Before I begin this post, I want to mention that I have sat down and broken bread with Ted Murphy of PayPerPost before. He is a great guy, and his simple idea, turned company, has had the blogging world in a fury more than once.

PayPerPost

What is PayPerPost?

The simple explanation is that it is exactly what it’s name implies. I pay money to advertise a product, service or site using PayPerPost’s system, and members write about it on their blog, and collect the money for doing so.

From PayPerPost’s website:

Get paid for blogging. You’ve been writing about Web sites, products, services and companies you love for years and you have yet to benefit from all the sales and traffic you have helped generate. That’s about to change. With PayPerPost advertisers are willing to pay you for your opinion on various topics. Search through a list of Opportunities, make a blog posting, get your content approved, and get paid. It’s that simple.

The Good

This system sounds great for a variety of reasons. Instead of getting pennies a day, or sometimes a month through systems like Google’s AdSense, or Yahoo Publisher’s Network, you can now make a fair bit of money by reviewing products, services and websites through PayPerPost.

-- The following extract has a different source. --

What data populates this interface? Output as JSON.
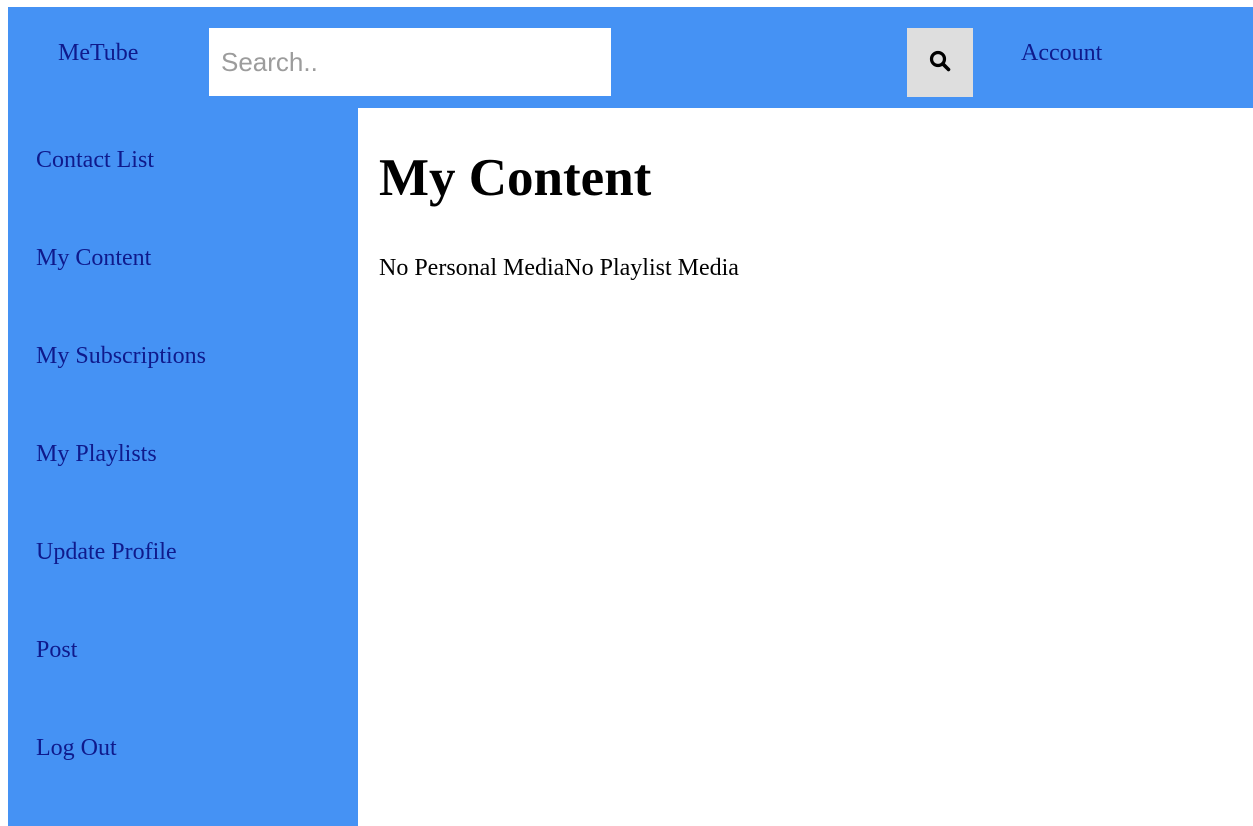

We are just coming into the half way point of the month, and some bloggers have already earned over $900 so far this month from this one advertising system. The top earner since the beginning has earned nearly $16,000 from the PayPerPost system. So it is easy to see why this whole type of advertising has become a success.

There are many people in this and other niches that seem to make around twenty to a hundred dollars per post on their blog, and so assuming that you can secure just one review per month, you would be bringing in $20 to $100 using just PayPerPost Direct. In conjunction with other forms of advertising, this could mean the difference between buying coffee once a month, to buying a dinner at a fancy restaurant.

As the service has grown, many great opportunities are now on PayPerPost. I found it very lacking when it first began, many of the better opportunities to make money being created by PayPerPost itself, which worked very well as a means to create buzz about the service.

The Bad

What will your readers think? This is one thing that many bloggers are struggling with. As you build up your blog, you are also building up a profile as well as certain expectations. Some readers will see you as selling out if you take the PayPerPost route.

Are you willing to sell out your readership to make some money by pushing a product, service or website

Others will see you as being fake, since the posts you might have to write will require you to put a positive spin on whatever you are reviewing. It then becomes a game of dollars versus ethics. Are you willing to sell out your readership to make some money by pushing a product, service or website that you don’t have in depth knowledge about? Can you really give a non-bias opinion when money rides on your answer?

I have heard of bloggers losing readership from using the PayPerPost service, and while that is understandable, is it worth worrying about?

The Ugly

There is also a pretty big group of bloggers out there that are willing to slam the service, the idea of the service, and anyone using PayPerPost. They find the whole thing unethical and compare it to selling out, or selling one’s soul. While you are required to post that a PayPerPost post was a paid advertisement, does that really excuse the act of putting advertising in your content?

Conclusion

Before you join PayPerPost or any similar service, you have to weigh the pro’s and con’s. I think that PayPerPost, like any advertising service has it’s place, but if the draw to your blog is based on your opinions on any subject, you might want to take an extra pause, or at least only accept posts that allow you to write your true feelings, positive or negative, about a particular product, service or site.

Also, make sure you think to yourself, “would I read a blog that had a full post of advertising, even just once every month?”